From an early age he owned horses and as a teen went riding into the Rocky Mountains for over night trips. From horses he moved on to drinking and cars. “Because of the beer drinking and hotrods, I was shipped off to Kemper Military School in Booneville, Missouri,” recalls Strong, “which my father, an admirer of Will Rogers who had attended Kemper, thought would straighten me out. It didn’t.”
Eventually, he headed to Climax, Colorado, to work at molybdenum mine on a 13,000-foot high pass. “On one particularly uninspired occasion, I smuggled dynamite out and set it off in a cornfield. Luckily I wasn’t political at this point or I’d have been a natural recruit for the Weather Underground,” Charlie said with a smile. Back at the mine he set a dynamite charge and wasn’t far enough away when it blew. “I got hit and my hard hat got cracked by flying ore. I made a horizontal exit in a muck train.”

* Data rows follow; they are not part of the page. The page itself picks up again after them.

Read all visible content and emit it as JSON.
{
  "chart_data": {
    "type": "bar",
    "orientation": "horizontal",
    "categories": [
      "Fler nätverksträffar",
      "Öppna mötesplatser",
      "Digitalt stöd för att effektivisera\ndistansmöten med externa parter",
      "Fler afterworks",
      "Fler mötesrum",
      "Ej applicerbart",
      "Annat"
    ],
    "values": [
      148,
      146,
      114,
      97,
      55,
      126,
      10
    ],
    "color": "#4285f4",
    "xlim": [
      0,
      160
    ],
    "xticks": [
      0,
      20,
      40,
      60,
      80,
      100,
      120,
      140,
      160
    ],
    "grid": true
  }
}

You might say he literally blew onto the art scene because after that, he moved to San Francisco to attend the California School of Fine Art. There he was inspired by the likes of Ed Corbett, Jack Jefferson, Hassel Smith, Clay Spohn, Richard Diebenkorn, Robert Machesney, and Mary Fuller. Charlie is perhaps best know for the Abstract Expressionist paintings he created during his years in the Bay area. His massive volume of work includes painting, sculpture, and ceramics – much of which is devoted to heroic and anti-heroic icons like Joan of Arc, Cervantes (monumental sculpture outside the Albuquerque Museum), Rasputan, James Joyce, Ezra Pound, and a current series on the White Rose German anti-fascist students.

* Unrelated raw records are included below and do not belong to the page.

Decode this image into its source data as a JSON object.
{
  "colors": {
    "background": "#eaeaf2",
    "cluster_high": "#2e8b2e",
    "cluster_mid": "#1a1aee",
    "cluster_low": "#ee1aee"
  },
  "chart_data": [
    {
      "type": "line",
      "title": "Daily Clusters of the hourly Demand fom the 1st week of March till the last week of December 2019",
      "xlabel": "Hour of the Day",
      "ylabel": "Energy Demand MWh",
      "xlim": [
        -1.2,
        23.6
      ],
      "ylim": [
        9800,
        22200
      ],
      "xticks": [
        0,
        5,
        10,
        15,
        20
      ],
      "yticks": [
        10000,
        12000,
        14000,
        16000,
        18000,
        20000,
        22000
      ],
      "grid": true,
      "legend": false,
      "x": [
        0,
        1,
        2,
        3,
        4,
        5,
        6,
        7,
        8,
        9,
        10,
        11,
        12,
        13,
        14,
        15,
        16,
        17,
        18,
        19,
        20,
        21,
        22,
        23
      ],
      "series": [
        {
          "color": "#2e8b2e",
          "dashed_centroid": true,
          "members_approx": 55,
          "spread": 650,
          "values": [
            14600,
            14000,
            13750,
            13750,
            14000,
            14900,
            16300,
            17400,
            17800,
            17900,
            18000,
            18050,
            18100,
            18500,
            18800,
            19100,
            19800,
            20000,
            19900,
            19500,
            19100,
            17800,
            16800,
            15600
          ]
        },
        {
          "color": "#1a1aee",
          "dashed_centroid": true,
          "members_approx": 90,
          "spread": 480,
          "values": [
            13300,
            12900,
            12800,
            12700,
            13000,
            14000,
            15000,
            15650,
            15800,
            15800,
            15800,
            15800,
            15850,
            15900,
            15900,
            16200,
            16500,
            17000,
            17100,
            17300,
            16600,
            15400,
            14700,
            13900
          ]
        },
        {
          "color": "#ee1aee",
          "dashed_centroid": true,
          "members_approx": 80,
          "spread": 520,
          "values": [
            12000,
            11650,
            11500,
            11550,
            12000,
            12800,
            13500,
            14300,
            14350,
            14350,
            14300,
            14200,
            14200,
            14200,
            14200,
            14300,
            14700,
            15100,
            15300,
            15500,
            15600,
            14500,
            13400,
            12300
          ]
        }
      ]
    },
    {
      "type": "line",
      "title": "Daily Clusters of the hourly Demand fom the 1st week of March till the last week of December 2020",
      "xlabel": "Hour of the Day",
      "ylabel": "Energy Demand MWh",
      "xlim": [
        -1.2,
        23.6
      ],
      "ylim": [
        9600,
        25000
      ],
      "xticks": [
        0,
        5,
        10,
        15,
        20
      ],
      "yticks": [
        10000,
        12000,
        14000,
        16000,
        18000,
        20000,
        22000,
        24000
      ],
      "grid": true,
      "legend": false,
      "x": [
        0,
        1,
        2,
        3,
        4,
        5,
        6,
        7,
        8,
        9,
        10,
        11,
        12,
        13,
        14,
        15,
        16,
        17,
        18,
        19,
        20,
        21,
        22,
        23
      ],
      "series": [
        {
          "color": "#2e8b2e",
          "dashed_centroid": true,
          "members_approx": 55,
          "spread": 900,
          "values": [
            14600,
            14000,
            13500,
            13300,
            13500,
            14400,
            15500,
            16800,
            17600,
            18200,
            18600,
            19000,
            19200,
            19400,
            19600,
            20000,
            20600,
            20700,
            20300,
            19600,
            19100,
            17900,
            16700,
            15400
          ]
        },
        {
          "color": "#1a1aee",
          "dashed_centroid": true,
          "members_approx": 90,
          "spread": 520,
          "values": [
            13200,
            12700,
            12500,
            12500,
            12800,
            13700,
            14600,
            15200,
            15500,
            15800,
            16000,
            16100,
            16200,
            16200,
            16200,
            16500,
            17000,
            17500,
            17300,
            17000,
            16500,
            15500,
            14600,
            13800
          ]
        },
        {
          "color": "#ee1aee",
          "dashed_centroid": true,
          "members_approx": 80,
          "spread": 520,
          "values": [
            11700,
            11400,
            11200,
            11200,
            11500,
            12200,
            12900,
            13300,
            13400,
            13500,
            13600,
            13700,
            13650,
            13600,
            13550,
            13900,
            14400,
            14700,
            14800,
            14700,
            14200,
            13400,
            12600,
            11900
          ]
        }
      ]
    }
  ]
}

The Charlie I’ve come to know is sensitive spirit with a contagious laugh, insatiable curiosity, and an endearing ability to see the best in people. His friend Jennifer Lynch, I feel, perfectly captured his playful personality in a photo she took in Florence. There he is, dressed in overcoat, gloves and beret, sprawled out in a dry water basin beneath an ancient stone lion’s head. He is grinning from ear to ear. Another of his friends, neighbor Cris Pulos, once wrote that “Charles is that iconic image of the true artist: brilliant, well read, sharp dresser, wine connoisseur, a friend, great sense of humor and very fine taste in art, music and lovers.”
Located in sage foothills, Charlie’s home was built to resemble the Ranchos de Taos church. The house, which Father Bill (McNichols) dubbed “Museo de Strong,” contains an eclectic collection of Asian, American, Indian, Mexican, Cuban art and artifacts. In the midst of all of this visual wonder is, perhaps, a piece that Charlie prizes most. It is from a school in Burma he helped build and named in honor of his late friend Mildred Tolbert. On 5-foot banner are the faces of radiant young Burmese children and a sentiment many of us in Taos and beyond share. It reads, simply, “Thank you, Charlie!”